Quattro anni prima di Peter Grimes Benjamin Britten aveva iniziato la sua carriera di compositore di musica per il teatro con Paul Bunyan, un’operetta su libretto di W.H.Auden in un prologo e due atti presentata alla Columbia University nel 1941 senza successo, tanto che non fu mai più rappresentata e l’autore la ripropose solo 35 anni dopo come opera vera e propria in un prologo e tre atti.

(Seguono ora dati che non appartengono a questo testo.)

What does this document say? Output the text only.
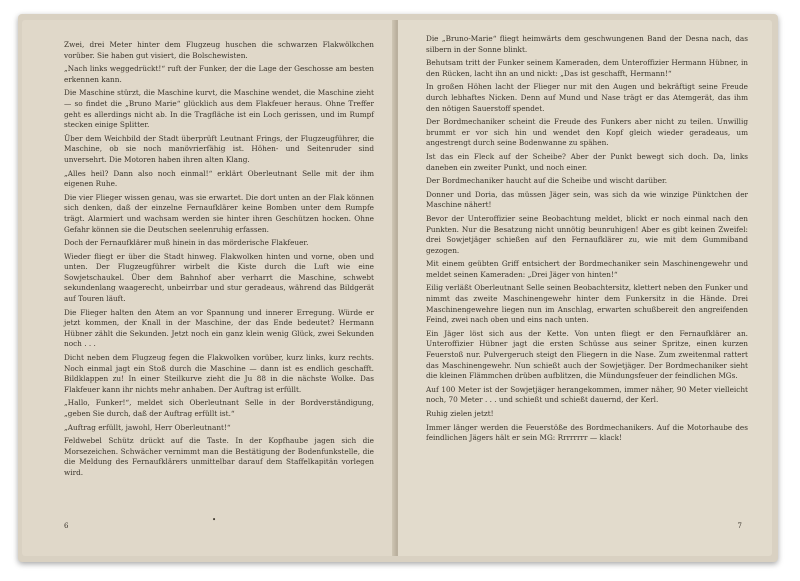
Zwei, drei Meter hinter dem Flugzeug huschen die schwarzen Flakwölkchen vorüber. Sie haben gut visiert, die Bolschewisten.

„Nach links weggedrückt!“ ruft der Funker, der die Lage der Geschosse am besten erkennen kann.

Die Maschine stürzt, die Maschine kurvt, die Maschine wendet, die Maschine zieht — so findet die „Bruno Marie“ glücklich aus dem Flakfeuer heraus. Ohne Treffer geht es allerdings nicht ab. In die Tragfläche ist ein Loch gerissen, und im Rumpf stecken einige Splitter.

Über dem Weichbild der Stadt überprüft Leutnant Frings, der Flugzeugführer, die Maschine, ob sie noch manövrierfähig ist. Höhen- und Seitenruder sind unversehrt. Die Motoren haben ihren alten Klang.

„Alles heil? Dann also noch einmal!“ erklärt Oberleutnant Selle mit der ihm eigenen Ruhe.

Die vier Flieger wissen genau, was sie erwartet. Die dort unten an der Flak können sich denken, daß der einzelne Fernaufklärer keine Bomben unter dem Rumpfe trägt. Alarmiert und wachsam werden sie hinter ihren Geschützen hocken. Ohne Gefahr können sie die Deutschen seelenruhig erfassen.

Doch der Fernaufklärer muß hinein in das mörderische Flakfeuer.

Wieder fliegt er über die Stadt hinweg. Flakwolken hinten und vorne, oben und unten. Der Flugzeugführer wirbelt die Kiste durch die Luft wie eine Sowjetschaukel. Über dem Bahnhof aber verharrt die Maschine, schwebt sekundenlang waagerecht, unbeirrbar und stur geradeaus, während das Bildgerät auf Touren läuft.

Die Flieger halten den Atem an vor Spannung und innerer Erregung. Würde er jetzt kommen, der Knall in der Maschine, der das Ende bedeutet? Hermann Hübner zählt die Sekunden. Jetzt noch ein ganz klein wenig Glück, zwei Sekunden noch . . .

Dicht neben dem Flugzeug fegen die Flakwolken vorüber, kurz links, kurz rechts. Noch einmal jagt ein Stoß durch die Maschine — dann ist es endlich geschafft. Bildklappen zu! In einer Steilkurve zieht die Ju 88 in die nächste Wolke. Das Flakfeuer kann ihr nichts mehr anhaben. Der Auftrag ist erfüllt.

„Hallo, Funker!“, meldet sich Oberleutnant Selle in der Bordverständigung, „geben Sie durch, daß der Auftrag erfüllt ist.“

„Auftrag erfüllt, jawohl, Herr Oberleutnant!“

Feldwebel Schütz drückt auf die Taste. In der Kopfhaube jagen sich die Morsezeichen. Schwächer vernimmt man die Bestätigung der Bodenfunkstelle, die die Meldung des Fernaufklärers unmittelbar darauf dem Staffelkapitän vorlegen wird.

•
6

Die „Bruno-Marie“ fliegt heimwärts dem geschwungenen Band der Desna nach, das silbern in der Sonne blinkt.

Behutsam tritt der Funker seinem Kameraden, dem Unteroffizier Hermann Hübner, in den Rücken, lacht ihn an und nickt: „Das ist geschafft, Hermann!“

In großen Höhen lacht der Flieger nur mit den Augen und bekräftigt seine Freude durch lebhaftes Nicken. Denn auf Mund und Nase trägt er das Atemgerät, das ihm den nötigen Sauerstoff spendet.

Der Bordmechaniker scheint die Freude des Funkers aber nicht zu teilen. Unwillig brummt er vor sich hin und wendet den Kopf gleich wieder geradeaus, um angestrengt durch seine Bodenwanne zu spähen.

Ist das ein Fleck auf der Scheibe? Aber der Punkt bewegt sich doch. Da, links daneben ein zweiter Punkt, und noch einer.

Der Bordmechaniker haucht auf die Scheibe und wischt darüber.

Donner und Doria, das müssen Jäger sein, was sich da wie winzige Pünktchen der Maschine nähert!

Bevor der Unteroffizier seine Beobachtung meldet, blickt er noch einmal nach den Punkten. Nur die Besatzung nicht unnötig beunruhigen! Aber es gibt keinen Zweifel: drei Sowjetjäger schießen auf den Fernaufklärer zu, wie mit dem Gummiband gezogen.

Mit einem geübten Griff entsichert der Bordmechaniker sein Maschinengewehr und meldet seinen Kameraden: „Drei Jäger von hinten!“

Eilig verläßt Oberleutnant Selle seinen Beobachtersitz, klettert neben den Funker und nimmt das zweite Maschinengewehr hinter dem Funkersitz in die Hände. Drei Maschinengewehre liegen nun im Anschlag, erwarten schußbereit den angreifenden Feind, zwei nach oben und eins nach unten.

Ein Jäger löst sich aus der Kette. Von unten fliegt er den Fernaufklärer an. Unteroffizier Hübner jagt die ersten Schüsse aus seiner Spritze, einen kurzen Feuerstoß nur. Pulvergeruch steigt den Fliegern in die Nase. Zum zweitenmal rattert das Maschinengewehr. Nun schießt auch der Sowjetjäger. Der Bordmechaniker sieht die kleinen Flämmchen drüben aufblitzen, die Mündungsfeuer der feindlichen MGs.

Auf 100 Meter ist der Sowjetjäger herangekommen, immer näher, 90 Meter vielleicht noch, 70 Meter . . . und schießt und schießt dauernd, der Kerl.

Ruhig zielen jetzt!

Immer länger werden die Feuerstöße des Bordmechanikers. Auf die Motorhaube des feindlichen Jägers hält er sein MG: Rrrrrrrr — klack!

7
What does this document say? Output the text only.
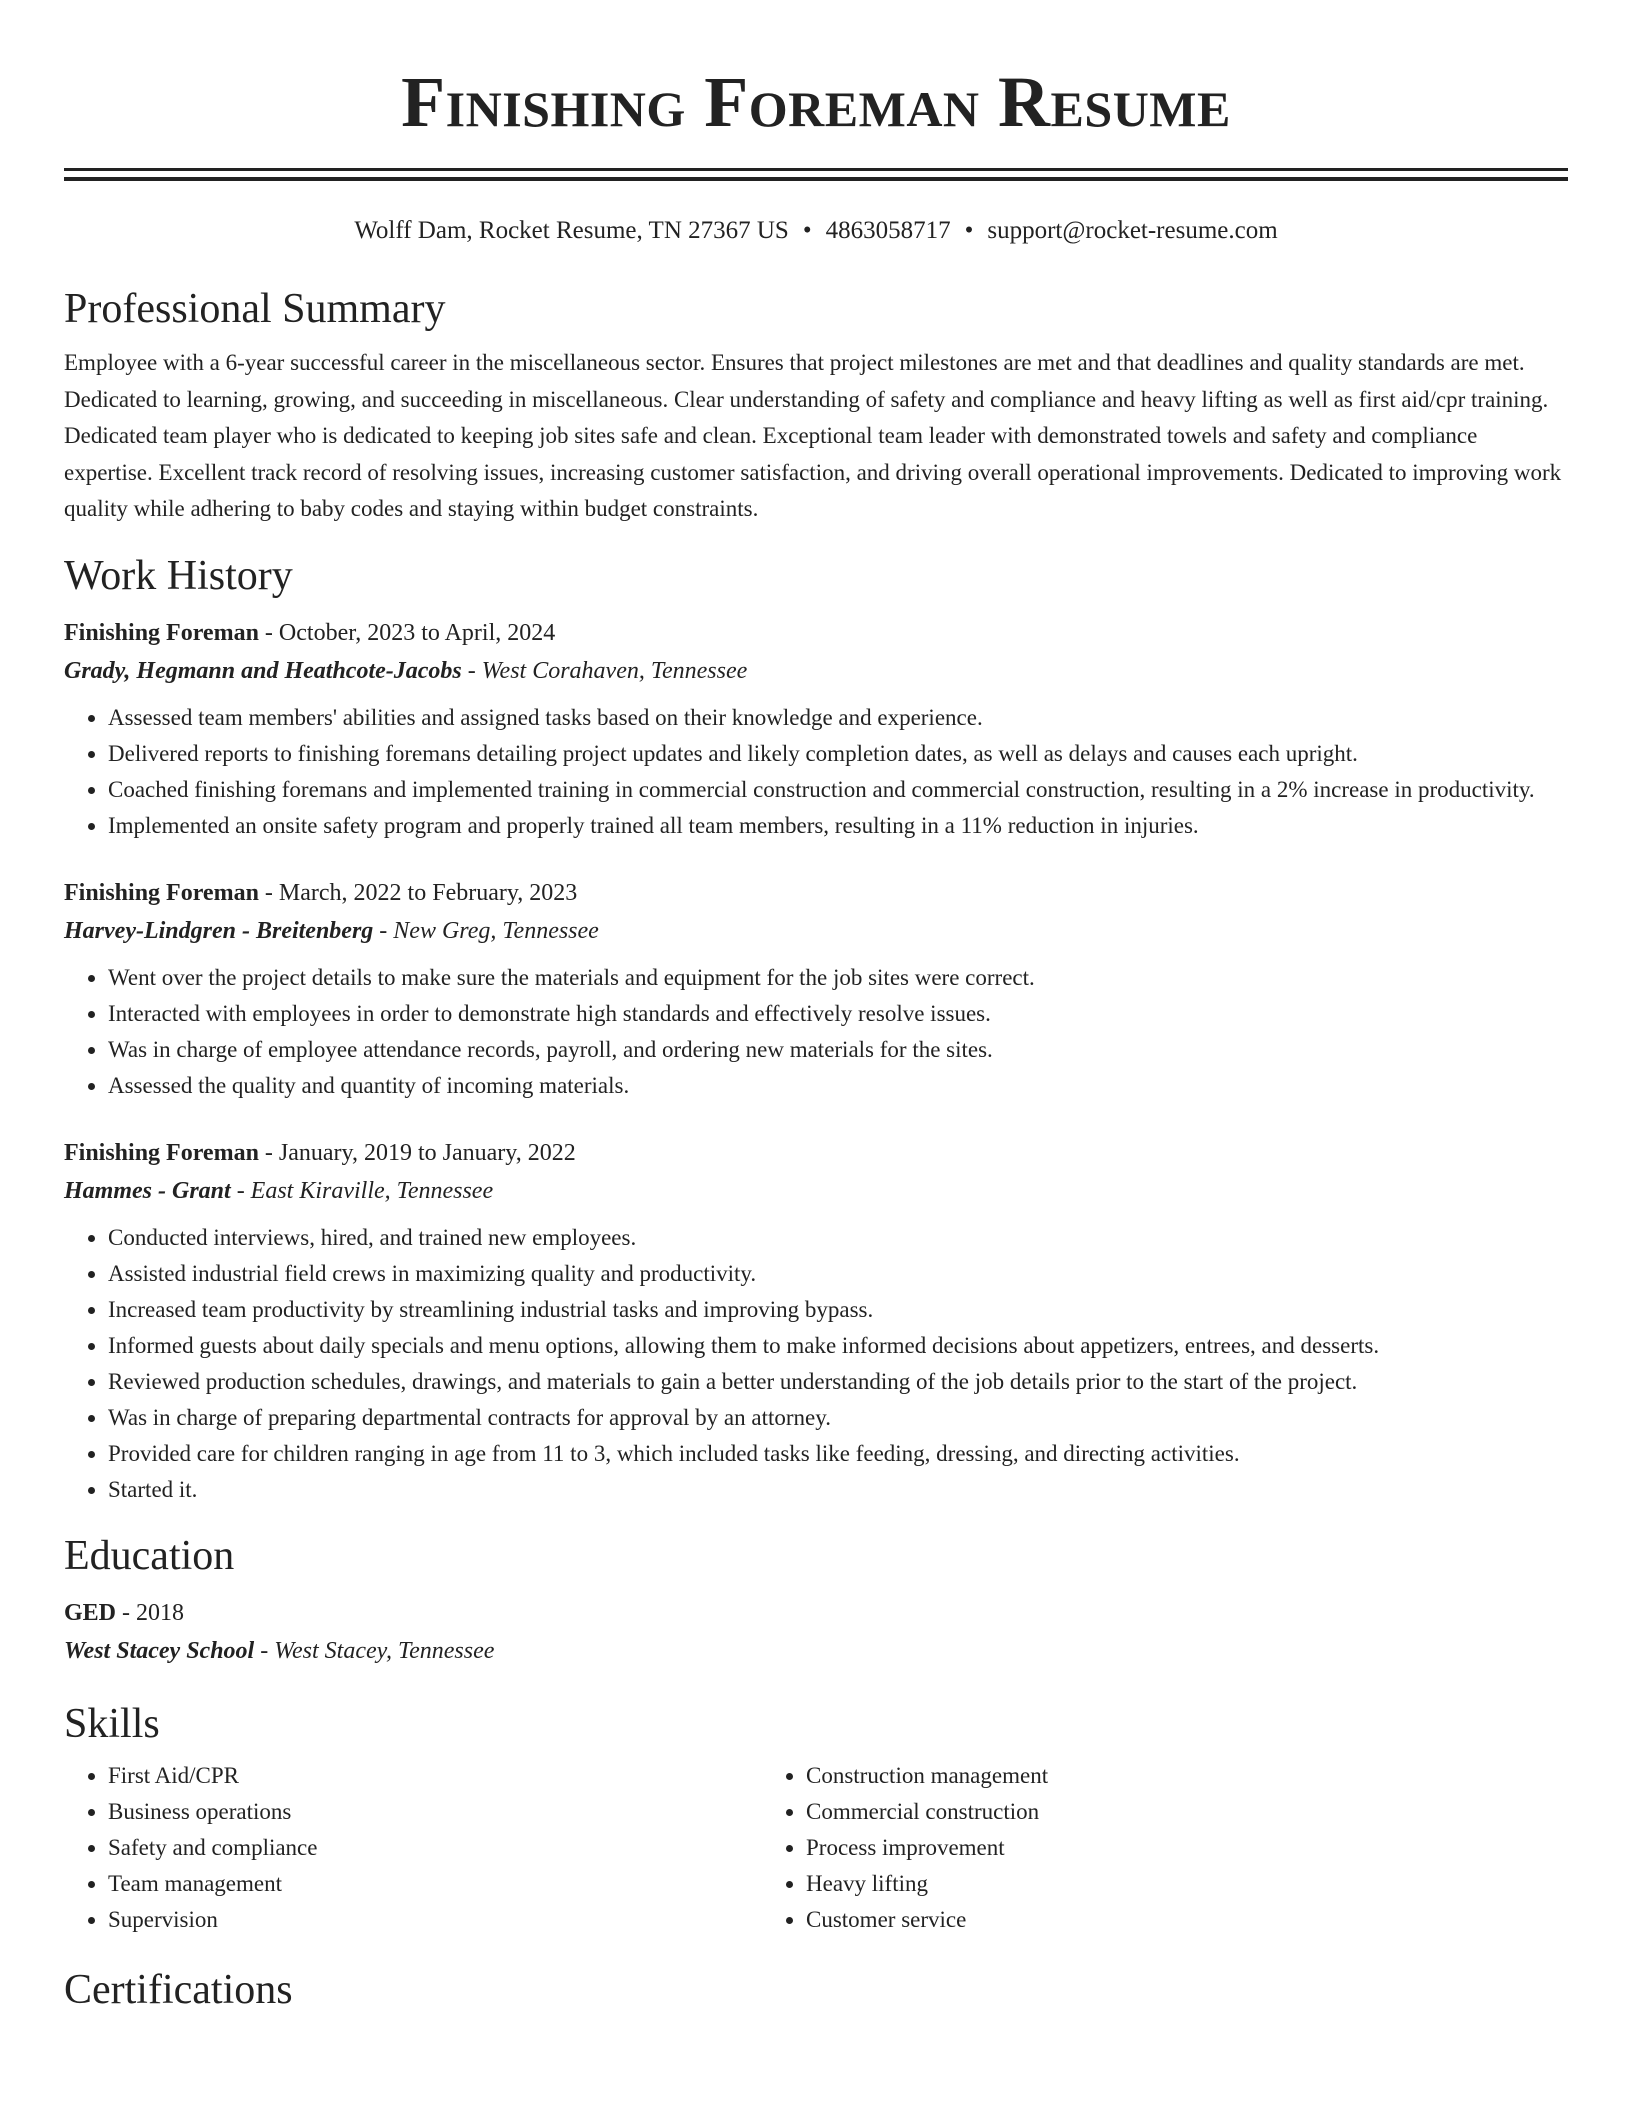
Finishing Foreman Resume
Wolff Dam, Rocket Resume, TN 27367 US • 4863058717 • support@rocket-resume.com
Professional Summary

Employee with a 6-year successful career in the miscellaneous sector. Ensures that project milestones are met and that deadlines and quality standards are met. Dedicated to learning, growing, and succeeding in miscellaneous. Clear understanding of safety and compliance and heavy lifting as well as first aid/cpr training. Dedicated team player who is dedicated to keeping job sites safe and clean. Exceptional team leader with demonstrated towels and safety and compliance expertise. Excellent track record of resolving issues, increasing customer satisfaction, and driving overall operational improvements. Dedicated to improving work quality while adhering to baby codes and staying within budget constraints.

Work History
Finishing Foreman - October, 2023 to April, 2024
Grady, Hegmann and Heathcote-Jacobs - West Corahaven, Tennessee
• Assessed team members' abilities and assigned tasks based on their knowledge and experience.
• Delivered reports to finishing foremans detailing project updates and likely completion dates, as well as delays and causes each upright.
• Coached finishing foremans and implemented training in commercial construction and commercial construction, resulting in a 2% increase in productivity.
• Implemented an onsite safety program and properly trained all team members, resulting in a 11% reduction in injuries.
Finishing Foreman - March, 2022 to February, 2023
Harvey-Lindgren - Breitenberg - New Greg, Tennessee
• Went over the project details to make sure the materials and equipment for the job sites were correct.
• Interacted with employees in order to demonstrate high standards and effectively resolve issues.
• Was in charge of employee attendance records, payroll, and ordering new materials for the sites.
• Assessed the quality and quantity of incoming materials.
Finishing Foreman - January, 2019 to January, 2022
Hammes - Grant - East Kiraville, Tennessee
• Conducted interviews, hired, and trained new employees.
• Assisted industrial field crews in maximizing quality and productivity.
• Increased team productivity by streamlining industrial tasks and improving bypass.
• Informed guests about daily specials and menu options, allowing them to make informed decisions about appetizers, entrees, and desserts.
• Reviewed production schedules, drawings, and materials to gain a better understanding of the job details prior to the start of the project.
• Was in charge of preparing departmental contracts for approval by an attorney.
• Provided care for children ranging in age from 11 to 3, which included tasks like feeding, dressing, and directing activities.
• Started it.
Education
GED - 2018
West Stacey School - West Stacey, Tennessee
Skills
• First Aid/CPR
• Business operations
• Safety and compliance
• Team management
• Supervision
• Construction management
• Commercial construction
• Process improvement
• Heavy lifting
• Customer service
Certifications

Peter Grimes è dunque il suo primo lavoro di successo, indiscusso fin dalla prima del 7 giugno 1945 al Sadler’s Wells di Londra con il compagno Peter Pears nella parte del titolo. Nel dicembre di quello stesso anno viene trasmessa dalla radio italiana l’esecuzione di Fernando Previtali dall’auditorium RAI nella traduzione di Massimo Mila. Nel 1969 ci sarà una registrazione video con il compositore alla guida della London Symphony Orchestra, ma innumerevoli saranno le produzioni di questo che è considerato un capolavoro del Novecento. E molte alla Scala: la prima, «novità per l’Italia», nel marzo 1947 (Tullio Serafin sul podio e un cast quasi tutto italiano); la seconda nel 1976 è la produzione importata da Londra con Colin Davis e Jon Vickers; autenticamente scaligera è invece quella del 2000 con Jeffrey Tate e Philip Langridge; l’ultima è di undici anni fa con Robin Ticciati e John Graham Hall nell’allestimento di Richard Jones.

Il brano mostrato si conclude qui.